If they were playing politics, they would be against any increase. They aren’t. If anything, they want more troops sent.
Finally, if we are going to blame Bush and Co. for not capturing bin Laden, I think it’s fair to recall Bill Clinton’s refusal to accept custody of him when he was president:
Sudan offered to arrest and turn over bin Laden at this meeting, according to Erwa. He brought up bin Laden directly. “Where should we send him?” he asked. This was the key question. When Sudan turned over the infamous Carlos the Jackal to French intelligence in 1994, the CIA covertly provided satellite intelligence that allowed Sudanese intelligence to capture him on a pretext and escort him to the VIP lounge at the Khartoum airport. There, he was met by armed members of French intelligence and flown to Paris in a special plane. Would the CIA pick up bin Laden in Khartoum and fly him back to Washington,D.C.? Or would bin Laden go to a third country?

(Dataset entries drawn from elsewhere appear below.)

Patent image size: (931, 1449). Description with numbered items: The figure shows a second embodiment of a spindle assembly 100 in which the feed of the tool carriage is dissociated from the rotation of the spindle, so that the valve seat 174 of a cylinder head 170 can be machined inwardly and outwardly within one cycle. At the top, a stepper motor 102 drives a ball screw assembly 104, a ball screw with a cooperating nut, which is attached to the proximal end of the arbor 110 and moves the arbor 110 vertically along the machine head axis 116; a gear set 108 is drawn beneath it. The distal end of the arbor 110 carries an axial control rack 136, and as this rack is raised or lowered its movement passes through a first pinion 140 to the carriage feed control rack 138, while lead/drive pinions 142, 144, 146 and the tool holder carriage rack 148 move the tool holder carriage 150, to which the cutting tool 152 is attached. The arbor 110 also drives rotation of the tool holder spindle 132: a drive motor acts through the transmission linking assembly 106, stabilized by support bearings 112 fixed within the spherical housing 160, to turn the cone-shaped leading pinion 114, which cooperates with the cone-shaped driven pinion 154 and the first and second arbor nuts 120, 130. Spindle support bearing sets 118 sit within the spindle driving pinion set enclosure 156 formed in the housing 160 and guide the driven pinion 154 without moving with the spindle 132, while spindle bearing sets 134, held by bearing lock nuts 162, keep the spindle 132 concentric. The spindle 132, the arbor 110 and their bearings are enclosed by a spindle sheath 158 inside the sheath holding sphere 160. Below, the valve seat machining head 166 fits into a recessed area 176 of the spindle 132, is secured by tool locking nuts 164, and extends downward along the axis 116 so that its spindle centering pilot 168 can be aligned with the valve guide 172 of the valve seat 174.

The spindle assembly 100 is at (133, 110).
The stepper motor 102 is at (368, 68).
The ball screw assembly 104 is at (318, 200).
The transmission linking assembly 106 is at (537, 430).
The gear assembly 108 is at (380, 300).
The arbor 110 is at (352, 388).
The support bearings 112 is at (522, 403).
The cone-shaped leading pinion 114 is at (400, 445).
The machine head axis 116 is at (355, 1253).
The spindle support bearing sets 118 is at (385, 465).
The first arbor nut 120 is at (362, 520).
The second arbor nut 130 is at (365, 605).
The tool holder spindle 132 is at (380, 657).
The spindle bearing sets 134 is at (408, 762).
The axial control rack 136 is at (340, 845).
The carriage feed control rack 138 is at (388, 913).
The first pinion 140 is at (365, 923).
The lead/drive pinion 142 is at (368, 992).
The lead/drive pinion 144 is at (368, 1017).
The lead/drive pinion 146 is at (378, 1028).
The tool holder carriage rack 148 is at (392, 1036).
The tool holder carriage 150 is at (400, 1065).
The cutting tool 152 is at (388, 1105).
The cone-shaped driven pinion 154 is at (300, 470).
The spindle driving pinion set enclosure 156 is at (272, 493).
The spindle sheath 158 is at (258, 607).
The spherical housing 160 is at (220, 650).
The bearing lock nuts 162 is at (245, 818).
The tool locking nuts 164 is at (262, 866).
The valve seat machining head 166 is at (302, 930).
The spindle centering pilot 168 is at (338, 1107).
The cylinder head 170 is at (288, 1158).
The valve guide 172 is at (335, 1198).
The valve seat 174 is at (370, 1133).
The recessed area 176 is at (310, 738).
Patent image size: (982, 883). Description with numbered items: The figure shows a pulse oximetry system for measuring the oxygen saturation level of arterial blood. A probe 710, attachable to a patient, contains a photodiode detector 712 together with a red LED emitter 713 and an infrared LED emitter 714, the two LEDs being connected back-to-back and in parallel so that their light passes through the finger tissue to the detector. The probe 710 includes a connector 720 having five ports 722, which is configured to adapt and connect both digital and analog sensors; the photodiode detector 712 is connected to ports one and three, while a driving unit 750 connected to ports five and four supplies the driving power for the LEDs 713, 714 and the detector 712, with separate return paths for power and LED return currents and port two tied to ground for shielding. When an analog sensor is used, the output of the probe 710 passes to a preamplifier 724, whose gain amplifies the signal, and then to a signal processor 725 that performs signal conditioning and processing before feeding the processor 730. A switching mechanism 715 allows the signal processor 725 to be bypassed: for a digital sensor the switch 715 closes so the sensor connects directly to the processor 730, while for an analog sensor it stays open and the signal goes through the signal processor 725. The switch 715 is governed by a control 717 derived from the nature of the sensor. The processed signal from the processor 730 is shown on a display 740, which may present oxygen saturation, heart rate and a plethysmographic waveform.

The CIA officer was silent. It was obvious to Erwa that a decision had not yet been made. Or perhaps his offer was not quite believed. Yet, the Sudanese official was still hoping for a repeat of the French scenario. Finally, the CIA official spoke. “We have nothing we can hold him on,” he carefully said.
Clinton refused the handover of bin Laden because — he said in taped remarks on Feb. 15, 2002 — “(bin Laden) had committed no crime against America, so I did not bring him here because we had no basis on which to hold him.” Luckily, after 9/11, we can get him on that trespassing charge.
Although Clinton made the criminal justice system the entire U.S. counterterrorism strategy, there was not even an indictment filed after the bombing of either Khobar Towers (1996) or the USS Cole (2000). Indictments were not filed until after Bush/Ashcroft came into office.
“Clinton made the criminal justice system the entire U.S. counterterrorism strategy…”
Sounds like what is going on today. But this is all Bush’s fault.